I asked Dr. Margolis
today if he thought I could still improve, & he said that's why he does
progress reports - because he wants a chance to talk with his patients, and
also see if there's measurable improvement.
For me, his answer is yes,
he can see actual improvement from the last time he saw me. He noted that
because he's gotten to know me, he has a real sense of how I'm progressing, beyond
purely standard measurements.
Which brings me to an
idea that keeps rolling around in my head - that I need to compare myself to a
previous point post-illness, not pre-illness. I'm realizing more & more
that the picture I have in my head of what I'm "supposed" to be
moving towards is really unfair to myself.
Picturing myself doing
some of the things I did before I got sick makes me feel like a failure. But that's
totally unfair to myself, & just plain wrong. I didn't ask to get sick,
& I've made a lot of progress. It's taken a long time, for a lot of
reasons, but my progress is real. So the question for me is how to re-tool my life.
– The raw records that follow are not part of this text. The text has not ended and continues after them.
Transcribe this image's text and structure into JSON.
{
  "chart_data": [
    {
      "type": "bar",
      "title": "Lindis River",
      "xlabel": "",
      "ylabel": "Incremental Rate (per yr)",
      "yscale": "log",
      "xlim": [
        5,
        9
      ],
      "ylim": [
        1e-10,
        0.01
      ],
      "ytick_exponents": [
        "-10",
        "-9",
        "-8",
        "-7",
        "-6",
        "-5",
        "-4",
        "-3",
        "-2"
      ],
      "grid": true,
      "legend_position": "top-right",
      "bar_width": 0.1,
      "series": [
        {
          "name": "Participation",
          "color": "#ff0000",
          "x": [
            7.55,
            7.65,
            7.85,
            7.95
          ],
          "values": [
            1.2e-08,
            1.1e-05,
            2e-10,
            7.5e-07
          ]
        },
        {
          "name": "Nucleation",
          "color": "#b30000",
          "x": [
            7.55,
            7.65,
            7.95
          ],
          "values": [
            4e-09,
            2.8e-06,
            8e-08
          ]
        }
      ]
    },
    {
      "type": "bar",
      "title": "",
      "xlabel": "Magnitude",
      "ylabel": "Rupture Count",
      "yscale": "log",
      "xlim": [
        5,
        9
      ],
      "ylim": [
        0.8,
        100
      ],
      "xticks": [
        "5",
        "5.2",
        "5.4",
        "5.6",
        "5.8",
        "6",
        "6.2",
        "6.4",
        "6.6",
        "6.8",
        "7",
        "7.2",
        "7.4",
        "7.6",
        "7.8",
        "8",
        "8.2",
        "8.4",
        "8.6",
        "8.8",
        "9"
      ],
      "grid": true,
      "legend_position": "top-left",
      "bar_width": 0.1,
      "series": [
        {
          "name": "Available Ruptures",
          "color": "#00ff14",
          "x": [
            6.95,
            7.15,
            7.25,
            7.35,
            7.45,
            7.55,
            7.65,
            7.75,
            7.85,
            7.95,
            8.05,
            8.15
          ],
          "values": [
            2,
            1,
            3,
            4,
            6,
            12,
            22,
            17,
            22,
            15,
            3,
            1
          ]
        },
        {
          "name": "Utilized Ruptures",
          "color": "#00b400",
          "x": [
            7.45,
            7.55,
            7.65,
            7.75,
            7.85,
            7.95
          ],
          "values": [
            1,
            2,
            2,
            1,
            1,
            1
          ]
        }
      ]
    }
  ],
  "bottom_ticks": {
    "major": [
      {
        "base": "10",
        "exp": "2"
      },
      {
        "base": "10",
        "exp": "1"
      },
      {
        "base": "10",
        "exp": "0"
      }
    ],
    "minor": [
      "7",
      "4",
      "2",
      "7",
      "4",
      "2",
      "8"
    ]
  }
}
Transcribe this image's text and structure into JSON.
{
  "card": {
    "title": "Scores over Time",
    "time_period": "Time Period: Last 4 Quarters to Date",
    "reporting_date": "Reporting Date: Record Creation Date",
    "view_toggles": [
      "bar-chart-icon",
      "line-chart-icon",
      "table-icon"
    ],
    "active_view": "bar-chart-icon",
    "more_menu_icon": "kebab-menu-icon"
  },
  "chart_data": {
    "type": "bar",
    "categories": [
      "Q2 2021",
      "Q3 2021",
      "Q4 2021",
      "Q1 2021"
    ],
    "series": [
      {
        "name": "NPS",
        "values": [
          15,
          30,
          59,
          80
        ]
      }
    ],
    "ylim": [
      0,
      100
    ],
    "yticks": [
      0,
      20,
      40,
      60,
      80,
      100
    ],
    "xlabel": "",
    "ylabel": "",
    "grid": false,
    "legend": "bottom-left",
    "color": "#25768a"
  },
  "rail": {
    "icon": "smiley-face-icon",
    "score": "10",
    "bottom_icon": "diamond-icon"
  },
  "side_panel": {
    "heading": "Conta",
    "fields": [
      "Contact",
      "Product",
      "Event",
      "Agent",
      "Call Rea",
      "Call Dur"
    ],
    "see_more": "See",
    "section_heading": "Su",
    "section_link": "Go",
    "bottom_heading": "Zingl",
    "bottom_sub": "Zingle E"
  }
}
Rebuilding doesn't necessarily
mean building the exact same structure all over again. Thinking outside the
box, thinking differently needs to happen.
It's hard to recognize
my PTSD anxiety sometimes. Sometimes it's an unmistakable, uncomfortable
feeling. But sometimes it's disguised as depression, as a feeling of stuckness,
of "what's the point of all this, anyway?".
I also still always
worry about things going wrong - really wrong. It's hard to move past that
feeling. I hate that I have to pace myself, & I worry that if I don't get
it right - the pacing, that is - there's that "uh oh" feeling. Same
thing when I challenge myself. I worry that I won't recover. But if I let all
that negative, anxious stuff get in the way of thinking that some things can
still be possible, it's like a huge dark blanket over my brain.
That blanket sucks out
every bit of light. There's no room for creativity, or imagination. For
thinking outside the box. Saying "OK, maybe you won't do what you once
did, but maybe there are still possibilities for you. You really just need one
or two ideas to work - not dozens!"
I've got to let all
those bits of rehab work in me, like little bits of light coming through little
openings in the negative, anxious blanket that threatens to cover me up. Those bits of light can add up to something.